One of the topics you discussed with Gambian officials is transitional justice. What is the stand of the US on this?

The US absolutely commend the Gambian Truth, Reparations and Reconciliation Commission (TRRC) and its important work which we see as a model for the region and the world. It is so critically important to hold accountable those responsible – the perpetrators of past crimes, and to give power and voice to the victims.

But it is very important now to support the implementation of the recommendations of the TRRC and to this end I have had an excellent discussions on this topic with President Barrow and Justice Minister Dawda Jallow and what we hear is a very strong commitment on the part of the government to follow the recommendations of the TRRC and to translate them into implementing legislation and action. To this end we think that the hybrid court with Ecowas which President Barrow announced his support for last month, is very important as it will allow a specialised statute to overcome legal and political barriers.

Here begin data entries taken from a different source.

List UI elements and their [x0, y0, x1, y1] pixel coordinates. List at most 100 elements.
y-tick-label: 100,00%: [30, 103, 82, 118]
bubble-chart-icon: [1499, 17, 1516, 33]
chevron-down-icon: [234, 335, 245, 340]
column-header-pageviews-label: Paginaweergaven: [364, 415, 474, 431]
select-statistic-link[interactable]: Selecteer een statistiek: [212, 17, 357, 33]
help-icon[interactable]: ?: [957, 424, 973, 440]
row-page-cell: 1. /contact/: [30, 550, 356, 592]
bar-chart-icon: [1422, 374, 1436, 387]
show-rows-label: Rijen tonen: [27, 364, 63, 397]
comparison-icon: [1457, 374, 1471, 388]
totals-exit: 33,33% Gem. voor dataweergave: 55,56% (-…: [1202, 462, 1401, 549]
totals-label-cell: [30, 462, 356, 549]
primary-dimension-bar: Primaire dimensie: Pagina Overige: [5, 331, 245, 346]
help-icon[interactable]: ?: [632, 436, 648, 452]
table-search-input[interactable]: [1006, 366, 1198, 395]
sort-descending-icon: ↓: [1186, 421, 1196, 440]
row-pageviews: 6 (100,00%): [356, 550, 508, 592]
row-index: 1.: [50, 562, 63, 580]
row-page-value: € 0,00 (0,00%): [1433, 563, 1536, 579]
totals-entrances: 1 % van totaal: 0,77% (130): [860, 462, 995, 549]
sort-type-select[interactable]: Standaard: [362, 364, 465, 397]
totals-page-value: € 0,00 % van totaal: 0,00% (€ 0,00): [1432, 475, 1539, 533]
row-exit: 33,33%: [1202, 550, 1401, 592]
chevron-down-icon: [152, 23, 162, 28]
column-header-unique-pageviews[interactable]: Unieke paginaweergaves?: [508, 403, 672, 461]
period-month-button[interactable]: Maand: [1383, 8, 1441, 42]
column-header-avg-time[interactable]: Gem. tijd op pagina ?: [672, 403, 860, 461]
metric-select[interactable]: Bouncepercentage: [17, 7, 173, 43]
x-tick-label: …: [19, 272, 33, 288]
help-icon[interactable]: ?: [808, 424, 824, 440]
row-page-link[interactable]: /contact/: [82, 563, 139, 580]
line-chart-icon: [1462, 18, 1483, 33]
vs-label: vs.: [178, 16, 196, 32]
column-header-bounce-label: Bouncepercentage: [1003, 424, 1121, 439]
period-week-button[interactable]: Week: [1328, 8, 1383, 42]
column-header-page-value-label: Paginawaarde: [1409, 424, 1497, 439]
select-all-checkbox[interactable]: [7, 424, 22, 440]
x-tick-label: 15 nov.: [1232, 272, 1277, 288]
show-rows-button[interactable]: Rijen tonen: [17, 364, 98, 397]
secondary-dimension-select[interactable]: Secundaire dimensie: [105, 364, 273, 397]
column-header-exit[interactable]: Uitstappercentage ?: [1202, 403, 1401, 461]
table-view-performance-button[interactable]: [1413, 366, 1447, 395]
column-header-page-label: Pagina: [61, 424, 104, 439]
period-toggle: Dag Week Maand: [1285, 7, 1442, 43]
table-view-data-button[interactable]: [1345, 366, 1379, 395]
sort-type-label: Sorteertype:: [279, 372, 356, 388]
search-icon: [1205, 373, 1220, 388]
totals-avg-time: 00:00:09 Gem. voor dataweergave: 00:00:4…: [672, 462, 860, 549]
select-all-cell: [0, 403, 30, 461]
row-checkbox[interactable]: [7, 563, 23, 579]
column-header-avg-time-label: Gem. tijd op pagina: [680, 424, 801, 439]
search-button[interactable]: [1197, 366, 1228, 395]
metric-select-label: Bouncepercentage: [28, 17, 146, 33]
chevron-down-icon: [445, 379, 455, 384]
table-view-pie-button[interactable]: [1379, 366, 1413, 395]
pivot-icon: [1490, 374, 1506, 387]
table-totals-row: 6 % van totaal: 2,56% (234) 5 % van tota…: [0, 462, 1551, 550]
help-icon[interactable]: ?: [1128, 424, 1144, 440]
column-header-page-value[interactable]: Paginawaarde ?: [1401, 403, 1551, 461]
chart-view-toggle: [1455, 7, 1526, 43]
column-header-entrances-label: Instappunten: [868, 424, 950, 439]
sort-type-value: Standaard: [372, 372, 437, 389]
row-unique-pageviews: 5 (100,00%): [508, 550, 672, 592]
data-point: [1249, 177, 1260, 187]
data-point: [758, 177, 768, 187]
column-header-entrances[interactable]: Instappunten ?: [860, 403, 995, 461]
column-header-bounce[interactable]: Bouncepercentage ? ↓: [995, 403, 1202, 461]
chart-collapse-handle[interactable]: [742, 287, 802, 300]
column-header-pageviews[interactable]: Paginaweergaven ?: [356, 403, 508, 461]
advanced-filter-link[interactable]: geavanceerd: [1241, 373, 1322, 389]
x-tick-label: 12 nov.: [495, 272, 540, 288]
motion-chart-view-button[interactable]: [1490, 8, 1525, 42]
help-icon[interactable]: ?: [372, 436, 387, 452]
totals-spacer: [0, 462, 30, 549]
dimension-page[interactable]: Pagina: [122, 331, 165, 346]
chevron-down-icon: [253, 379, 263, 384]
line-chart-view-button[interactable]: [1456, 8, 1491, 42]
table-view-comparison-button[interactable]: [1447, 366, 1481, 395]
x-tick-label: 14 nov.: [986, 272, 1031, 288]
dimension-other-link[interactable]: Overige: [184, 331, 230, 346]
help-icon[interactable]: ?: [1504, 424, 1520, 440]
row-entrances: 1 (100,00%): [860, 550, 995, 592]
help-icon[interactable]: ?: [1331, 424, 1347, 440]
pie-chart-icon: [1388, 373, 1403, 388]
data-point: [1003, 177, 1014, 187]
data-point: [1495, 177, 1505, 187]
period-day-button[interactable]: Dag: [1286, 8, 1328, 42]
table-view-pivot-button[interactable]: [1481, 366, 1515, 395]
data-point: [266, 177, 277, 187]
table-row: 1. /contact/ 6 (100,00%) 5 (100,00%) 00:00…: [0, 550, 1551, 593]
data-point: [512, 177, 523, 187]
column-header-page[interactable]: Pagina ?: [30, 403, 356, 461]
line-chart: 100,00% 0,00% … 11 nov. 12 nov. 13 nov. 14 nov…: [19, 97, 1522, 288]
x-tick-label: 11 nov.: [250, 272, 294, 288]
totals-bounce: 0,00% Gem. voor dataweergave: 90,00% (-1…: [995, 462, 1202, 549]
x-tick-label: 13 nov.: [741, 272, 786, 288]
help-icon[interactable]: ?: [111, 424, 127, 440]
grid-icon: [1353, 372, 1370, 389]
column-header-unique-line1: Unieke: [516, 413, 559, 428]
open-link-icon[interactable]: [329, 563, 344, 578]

It could also be flexible and look at cases that are still imbedded in The Gambian legal system and still being very specific to country’s domestic context.

An additional form of support is strengthening the judicial sector and that’s why the project we just launched here, Improve access to Justice in The Gambia, a two- year project, is so important in this context. It is a over one million dollar project with the IDLO, a respected leader in this space and I believe it shows a shared objective between our two governments which is to deliver an equitable, impartial and efficient justice for all the people and we absolutely understand that it is incomplete with respects to the survivors of the Jammeh’s grievous abuses.

So this why our State Department’s Bureau of International Narcotics and Law Enforcement Affairs which I oversee will work very closely with Gambia’s justice and judicial stakeholders to build the technical infrastructure to develop a procedural system that would help with case management, reduce backlogs and ultimately we hope this will enhance the capacity of Gambian justice officials to ensure that justice is served where crime is committed. You mentioned also Lamin the very important issue of recuperation of the the ill-gotten gains of President Jammeh in the United States and this is why the US State Department and Department of Justice have worked very closely to seize the property of the ex- president in the US. The Department of Justice is handling a sale and working very closely with the Government of The Gambia to ensure the best result. But I think in line with this deepening and expanding US- Gambia bilateral relations as we have seen during the launching of the new project Improve access to Justice in The Gambia, the MCC compact, the USAID support, the USDA S25M nutrition and literacy support, we are really committed to ensuring that the proceed of the sale serves the intended purpose, supporting, strengthening of Gambian democracy and accountability for the  survivors  of Jammeh’s misrule.

Thank you Under Secretary. 

Thank you Lamin, and for your work at The Standard.